Confidence across the NSW property and construction sector has taken its sharpest hit in years, according to the latest Procore/Property Council Industry Sentiment Survey.
The state's index fell from 109 to 89 points in the June quarter — dropping below the neutral 100 mark and now sitting under the national reading of 92. It was the steepest quarterly decline of any state or territory surveyed.
Property Council NSW executive director Katie Stevenson (pictured) said the scale of the shift stood out.
"NSW confidence has moved from positive territory to below neutral in a single quarter," Stevenson said, adding that the survey — run between 1 and 17 June, ahead of the NSW budget — captured a period when businesses were already contending with elevated rate expectations and tightening finance conditions.
By comparison, Queensland and South Australia held firm at 120, and Western Australia at 112, while Victoria lagged badly at around 67. Staffing intentions, work pipelines and capital growth expectations all softened across NSW, with residential expectations weakening in every market surveyed.
Stevenson said the underlying issue isn't a lack of buyer or occupier demand, but the economics of getting projects across the line.
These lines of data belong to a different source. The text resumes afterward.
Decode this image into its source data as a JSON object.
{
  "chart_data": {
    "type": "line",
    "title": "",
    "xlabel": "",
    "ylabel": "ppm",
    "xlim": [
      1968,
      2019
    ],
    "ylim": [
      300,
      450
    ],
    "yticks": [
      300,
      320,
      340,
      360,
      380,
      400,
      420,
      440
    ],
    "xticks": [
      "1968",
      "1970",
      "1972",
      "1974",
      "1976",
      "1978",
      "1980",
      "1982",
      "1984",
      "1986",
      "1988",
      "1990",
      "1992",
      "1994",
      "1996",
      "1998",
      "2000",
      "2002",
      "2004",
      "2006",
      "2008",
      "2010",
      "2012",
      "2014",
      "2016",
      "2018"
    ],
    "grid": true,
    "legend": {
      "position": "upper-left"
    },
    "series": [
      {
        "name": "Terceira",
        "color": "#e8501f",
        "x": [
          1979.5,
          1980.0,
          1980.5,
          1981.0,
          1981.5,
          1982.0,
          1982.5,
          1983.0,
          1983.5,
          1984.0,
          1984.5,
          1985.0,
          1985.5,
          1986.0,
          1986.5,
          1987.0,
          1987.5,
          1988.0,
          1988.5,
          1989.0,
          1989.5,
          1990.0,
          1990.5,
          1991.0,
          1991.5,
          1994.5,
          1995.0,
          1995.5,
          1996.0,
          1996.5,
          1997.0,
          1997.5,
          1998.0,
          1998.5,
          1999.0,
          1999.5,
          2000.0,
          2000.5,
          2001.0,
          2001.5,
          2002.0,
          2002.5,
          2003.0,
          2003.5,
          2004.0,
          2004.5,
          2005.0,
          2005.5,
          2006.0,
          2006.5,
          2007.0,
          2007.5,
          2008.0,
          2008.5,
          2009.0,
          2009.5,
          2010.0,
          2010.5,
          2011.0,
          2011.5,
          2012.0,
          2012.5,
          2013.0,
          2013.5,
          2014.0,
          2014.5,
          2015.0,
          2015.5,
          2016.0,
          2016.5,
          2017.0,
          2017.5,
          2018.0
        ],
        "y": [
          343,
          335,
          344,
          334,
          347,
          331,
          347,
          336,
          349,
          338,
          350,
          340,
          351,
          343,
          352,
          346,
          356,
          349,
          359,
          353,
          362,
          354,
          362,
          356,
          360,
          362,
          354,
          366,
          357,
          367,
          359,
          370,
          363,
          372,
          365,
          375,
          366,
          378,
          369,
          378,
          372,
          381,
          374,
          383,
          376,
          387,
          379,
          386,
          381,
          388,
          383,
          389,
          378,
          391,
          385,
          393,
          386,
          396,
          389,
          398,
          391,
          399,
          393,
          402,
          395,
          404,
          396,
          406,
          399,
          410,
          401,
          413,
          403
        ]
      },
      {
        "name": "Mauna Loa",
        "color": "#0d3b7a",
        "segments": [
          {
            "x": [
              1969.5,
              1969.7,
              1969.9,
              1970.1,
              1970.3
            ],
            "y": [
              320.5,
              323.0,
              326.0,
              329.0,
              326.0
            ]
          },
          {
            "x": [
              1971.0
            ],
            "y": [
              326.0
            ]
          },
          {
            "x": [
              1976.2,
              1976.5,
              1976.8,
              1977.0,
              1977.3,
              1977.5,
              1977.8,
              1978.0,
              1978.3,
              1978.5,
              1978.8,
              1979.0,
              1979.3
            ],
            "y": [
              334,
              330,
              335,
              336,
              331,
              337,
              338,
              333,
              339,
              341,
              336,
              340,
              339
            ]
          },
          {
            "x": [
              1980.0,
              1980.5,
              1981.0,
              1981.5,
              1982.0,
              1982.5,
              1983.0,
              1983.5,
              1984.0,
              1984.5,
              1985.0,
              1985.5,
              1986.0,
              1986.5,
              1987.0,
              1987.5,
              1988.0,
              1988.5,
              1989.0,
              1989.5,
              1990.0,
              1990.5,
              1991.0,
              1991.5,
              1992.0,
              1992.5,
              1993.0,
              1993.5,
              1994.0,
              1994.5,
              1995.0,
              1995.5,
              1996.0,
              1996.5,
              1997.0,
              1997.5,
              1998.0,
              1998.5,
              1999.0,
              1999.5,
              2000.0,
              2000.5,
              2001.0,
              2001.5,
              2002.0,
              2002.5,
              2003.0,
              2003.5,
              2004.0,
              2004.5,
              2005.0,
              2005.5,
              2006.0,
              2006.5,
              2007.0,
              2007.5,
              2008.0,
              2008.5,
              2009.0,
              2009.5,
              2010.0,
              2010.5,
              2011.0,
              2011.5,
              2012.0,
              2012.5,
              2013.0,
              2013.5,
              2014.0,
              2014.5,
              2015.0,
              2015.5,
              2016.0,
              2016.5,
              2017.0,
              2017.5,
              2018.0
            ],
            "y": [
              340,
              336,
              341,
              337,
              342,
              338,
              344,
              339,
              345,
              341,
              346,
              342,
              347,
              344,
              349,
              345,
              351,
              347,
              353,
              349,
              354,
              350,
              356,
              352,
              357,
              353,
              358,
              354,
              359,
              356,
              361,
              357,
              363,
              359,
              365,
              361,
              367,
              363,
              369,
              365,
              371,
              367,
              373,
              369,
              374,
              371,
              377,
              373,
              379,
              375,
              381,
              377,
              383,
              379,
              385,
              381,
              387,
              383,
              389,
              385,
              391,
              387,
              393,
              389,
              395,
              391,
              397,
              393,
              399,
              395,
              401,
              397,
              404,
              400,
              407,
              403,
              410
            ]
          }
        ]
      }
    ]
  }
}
"Demand is still there, but the conditions required to turn that demand into delivery remain under pressure," she said.
That pressure is compounding, with survey respondents also flagging debt finance availability as a growing constraint on project feasibility.
Last week's NSW budget offered some targeted relief for build-to-rent and retirement living financing, but Stevenson doesn't expect it to shift sentiment quickly.
The incoming Development Coordination Authority, starting 1 July, was flagged as a useful step on planning delays, though she cautioned it won't be enough alone: "Streamlining coordination is a positive step, but unless cost pressures and financing constraints are also addressed, it won't be enough on its own to shift sentiment in the near term."
NSW is not yet building or approving homes at the pace required to meet its National Housing Accord commitment. NSW is on track to deliver only around 258,000 of its 376,000-home Accord target — a 31% shortfall. Closing that gap, Stevenson said, will require NSW's completion rate to roughly double from current levels, which is why feasibility, planning coordination and cost pressures matter so much.
For brokers, weaker feasibility and financing appetite among developers points to slower new-supply pipelines feeding through over the medium term — a factor worth flagging in conversations with property investors and clients tracking construction lending conditions.